Al-Qaida's Yemen branch, regarded by Washington as its most dangerous, has taken advantage of the air war and ground fighting between the rebels and Hadi loyalists to consolidate its grip on Hadramawt province in the southeast.

Seven suspected al-Qaida militants were killed in an apparent U.S. drone strike on the provincial capital Mukalla, which the jihadists overran earlier this month, witnesses and a local official said.

U.S. Defence Secretary Ashton Carter has acknowledged that al-Qaida is gaining ground but has vowed that the longstanding U.S. drone war will go on.

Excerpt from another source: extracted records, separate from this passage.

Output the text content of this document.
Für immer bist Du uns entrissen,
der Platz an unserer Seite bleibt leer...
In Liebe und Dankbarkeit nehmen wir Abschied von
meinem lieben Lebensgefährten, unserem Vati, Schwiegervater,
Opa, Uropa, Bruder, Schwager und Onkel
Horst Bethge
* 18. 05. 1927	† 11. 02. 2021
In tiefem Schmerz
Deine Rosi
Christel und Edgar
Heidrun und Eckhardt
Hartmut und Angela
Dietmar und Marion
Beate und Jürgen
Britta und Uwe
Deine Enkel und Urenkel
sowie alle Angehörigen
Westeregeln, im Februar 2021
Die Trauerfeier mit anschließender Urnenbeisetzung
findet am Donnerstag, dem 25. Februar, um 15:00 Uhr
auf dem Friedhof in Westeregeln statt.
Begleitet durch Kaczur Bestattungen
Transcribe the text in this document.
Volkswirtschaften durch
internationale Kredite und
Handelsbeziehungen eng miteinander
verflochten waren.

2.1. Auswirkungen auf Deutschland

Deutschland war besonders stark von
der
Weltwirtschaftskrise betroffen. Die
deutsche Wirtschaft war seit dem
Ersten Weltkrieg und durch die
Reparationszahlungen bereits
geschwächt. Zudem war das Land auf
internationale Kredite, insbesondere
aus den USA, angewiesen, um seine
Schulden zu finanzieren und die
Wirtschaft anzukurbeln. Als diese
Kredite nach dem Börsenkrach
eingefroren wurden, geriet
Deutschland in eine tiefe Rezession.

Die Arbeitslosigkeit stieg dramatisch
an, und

Washington welcomed the end of the Saudi-led air campaign to which it had given intelligence and logistical support.

"The United States welcomes today's announcement by the government of Saudi Arabia and its coalition partners of the conclusion of Operation Decisive Storm in Yemen," National Security Council spokesman Alistair Baskey told AFP.

"We continue to support the resumption of a UN-facilitated political process and the facilitation of humanitarian assistance."

 - Talks calls - 

U.N.-brokered talks between the warring parties broke down in February when Hadi fled to Aden after the Huthis seized power in the capital.

Hadi's ousted predecessor Ali Abdullah Saleh, who has provided key support to the Shiite rebels, said he hoped the halt to the air war would lead to a return to dialogue.

"We hope that everyone will cooperate to return to dialogue, to find solutions other than placing losing bets that are wrong and costly," he said.

Army units which remained loyal to Saleh after his ouster in 2012 following a bloody year-long uprising have provided crucial support to the rebels in their advance across much of the country.

In an apparent goodwill gesture, the rebels freed three top commanders -- including the defense minister and a brother of Hadi -- whom it had captured during the fighting over the past month, mediators said. 

Iran offered its help in bringing the sides back to the negotiating table.

"Positive developments in Yemen should be followed by urgent humanitarian assistance, intra-Yemeni dialogue and broad-based govt. Ready to help," Foreign Minister Mohammad Javad Zarif tweeted from New York.

In a televised speech from his refuge in Riyadh, Hadi thanked the coalition for its support and refused to give up hope of returning from exile.

"We will soon return to our homeland, to Aden and Sanaa," he said.

He called on all sides to work to implement a resolution adopted by the U.N. Security Council last week which imposed an arms embargo on the rebels but "which paves the way for positive and effective dialogue."